Charlie reached down to take little Loretta’s hand. “Okay, Sister,” he said easily. “Calm down now. I had to teach them a lesson and I did.” He narrowed his glistening eyes, still smiling. “You can go mind your own business now.”

“Beast,” Sister Lucy whispered, turning away. She said, “Come,” to Sally, and Sally brushed past him to get through the door. He might have been laughing under his breath. Loretta said, “Bye-bye.”

In the living room, the two girls were leaning together like victims from a storm. Sister Lucy told them, “If he puts another hand to you, you go over to the convent at St. Ann’s. Immediately.”

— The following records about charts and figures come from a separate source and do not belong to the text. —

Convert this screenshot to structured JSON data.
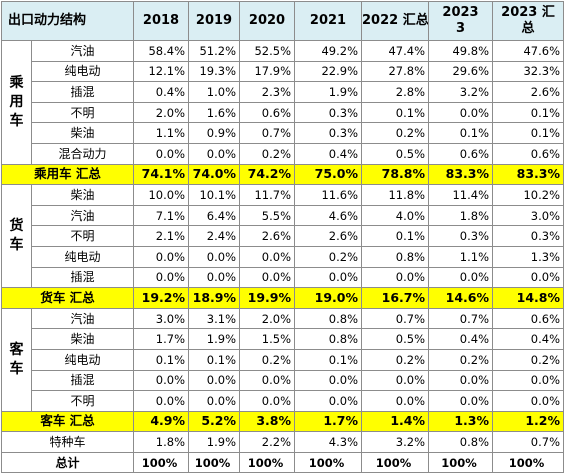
{
  "header": {
    "label": "出口动力结构",
    "years": [
      "2018",
      "2019",
      "2020",
      "2021",
      "2022 汇总",
      "2023\n3",
      "2023 汇\n总"
    ]
  },
  "groups": [
    {
      "name": "乘\n用\n车",
      "rows": [
        {
          "label": "汽油",
          "values": [
            "58.4%",
            "51.2%",
            "52.5%",
            "49.2%",
            "47.4%",
            "49.8%",
            "47.6%"
          ]
        },
        {
          "label": "纯电动",
          "values": [
            "12.1%",
            "19.3%",
            "17.9%",
            "22.9%",
            "27.8%",
            "29.6%",
            "32.3%"
          ]
        },
        {
          "label": "插混",
          "values": [
            "0.4%",
            "1.0%",
            "2.3%",
            "1.9%",
            "2.8%",
            "3.2%",
            "2.6%"
          ]
        },
        {
          "label": "不明",
          "values": [
            "2.0%",
            "1.6%",
            "0.6%",
            "0.3%",
            "0.1%",
            "0.0%",
            "0.1%"
          ]
        },
        {
          "label": "柴油",
          "values": [
            "1.1%",
            "0.9%",
            "0.7%",
            "0.3%",
            "0.2%",
            "0.1%",
            "0.1%"
          ]
        },
        {
          "label": "混合动力",
          "values": [
            "0.0%",
            "0.0%",
            "0.2%",
            "0.4%",
            "0.5%",
            "0.6%",
            "0.6%"
          ]
        }
      ],
      "subtotal": {
        "label": "乘用车 汇总",
        "values": [
          "74.1%",
          "74.0%",
          "74.2%",
          "75.0%",
          "78.8%",
          "83.3%",
          "83.3%"
        ]
      }
    },
    {
      "name": "货\n车",
      "rows": [
        {
          "label": "柴油",
          "values": [
            "10.0%",
            "10.1%",
            "11.7%",
            "11.6%",
            "11.8%",
            "11.4%",
            "10.2%"
          ]
        },
        {
          "label": "汽油",
          "values": [
            "7.1%",
            "6.4%",
            "5.5%",
            "4.6%",
            "4.0%",
            "1.8%",
            "3.0%"
          ]
        },
        {
          "label": "不明",
          "values": [
            "2.1%",
            "2.4%",
            "2.6%",
            "2.6%",
            "0.1%",
            "0.3%",
            "0.3%"
          ]
        },
        {
          "label": "纯电动",
          "values": [
            "0.0%",
            "0.0%",
            "0.0%",
            "0.2%",
            "0.8%",
            "1.1%",
            "1.3%"
          ]
        },
        {
          "label": "插混",
          "values": [
            "0.0%",
            "0.0%",
            "0.0%",
            "0.0%",
            "0.0%",
            "0.0%",
            "0.0%"
          ]
        }
      ],
      "subtotal": {
        "label": "货车 汇总",
        "values": [
          "19.2%",
          "18.9%",
          "19.9%",
          "19.0%",
          "16.7%",
          "14.6%",
          "14.8%"
        ]
      }
    },
    {
      "name": "客\n车",
      "rows": [
        {
          "label": "汽油",
          "values": [
            "3.0%",
            "3.1%",
            "2.0%",
            "0.8%",
            "0.7%",
            "0.7%",
            "0.6%"
          ]
        },
        {
          "label": "柴油",
          "values": [
            "1.7%",
            "1.9%",
            "1.5%",
            "0.8%",
            "0.5%",
            "0.4%",
            "0.4%"
          ]
        },
        {
          "label": "纯电动",
          "values": [
            "0.1%",
            "0.1%",
            "0.2%",
            "0.1%",
            "0.2%",
            "0.2%",
            "0.2%"
          ]
        },
        {
          "label": "插混",
          "values": [
            "0.0%",
            "0.0%",
            "0.0%",
            "0.0%",
            "0.0%",
            "0.0%",
            "0.0%"
          ]
        },
        {
          "label": "不明",
          "values": [
            "0.0%",
            "0.0%",
            "0.0%",
            "0.0%",
            "0.0%",
            "0.0%",
            "0.0%"
          ]
        }
      ],
      "subtotal": {
        "label": "客车 汇总",
        "values": [
          "4.9%",
          "5.2%",
          "3.8%",
          "1.7%",
          "1.4%",
          "1.3%",
          "1.2%"
        ]
      }
    }
  ],
  "special": {
    "label": "特种车",
    "values": [
      "1.8%",
      "1.9%",
      "2.2%",
      "4.3%",
      "3.2%",
      "0.8%",
      "0.7%"
    ]
  },
  "total": {
    "label": "总计",
    "values": [
      "100%",
      "100%",
      "100%",
      "100%",
      "100%",
      "100%",
      "100%"
    ]
  },
  "colors": {
    "header_bg": "#daeef3",
    "subtotal_bg": "#ffff00",
    "grid": "#8c8c8c"
  }
}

The girls said they would, but Sally wondered how they would go over to the convent at St. Ann’s if they were tied with leather belts to their bedstead. “Don’t hesitate,” Sister added weakly, as if she understood this, too. Her eyes went to the elder of the two, whose hand was once again cupping the mark on her neck. “Don’t let him touch you,” Sister said.

Going down the apartment house stairs, which were well tended, not a trace of cobweb or dust, Sister Lucy said, “If I were a man, I’d take a strap to him myself.”

When they reached the street, Sister Lucy said, “Come,” once more, and then turned away from the trolley stop that would have taken them back to the convent. Sally followed her, walking rapidly—“Good evening, Sisters,” people whispered—four blocks, six blocks, until they came to a squat red church with a sprawling school. They passed them both, passed the empty playground, and then climbed the steps of a brown rectory. Sister Lucy rapped at the door and waited on the doorstep with her head down, her foot tapping impatiently. The woman who answered was plain and gentle-looking, her salt-and-pepper hair curled tightly to her head. She wore a calico apron over her dress.

Sister said, “Hello, Trudy, is he in?” and the woman nodded, “Just upstairs,” and then added, as a warning, “He’s just about to sit down to his dinner. He’s got a Holy Name meeting at seven.”

“Only a minute,” Sister Lucy said, and the woman, reluctantly, invited the two of them in.

The vestibule was chilly, despite the June weather, and as dim as winter. There were two leather chairs, thin-backed and slim, flanking an icon of a glowering, dark-eyed male saint. There was a rich Persian rug over the tiled floor. The vestibule held the stone smell of a church, although there was a whiff as well of seared meat from the kitchen. Sister Lucy told Sally to sit, but she continued to stand. She paced, moving her free hand, flicking it back and forth as if she were dealing cards or quickly saying her beads, although the hand was empty.

Sally had never before seen Sister Lucy expend so much energy on what seemed a pantomime.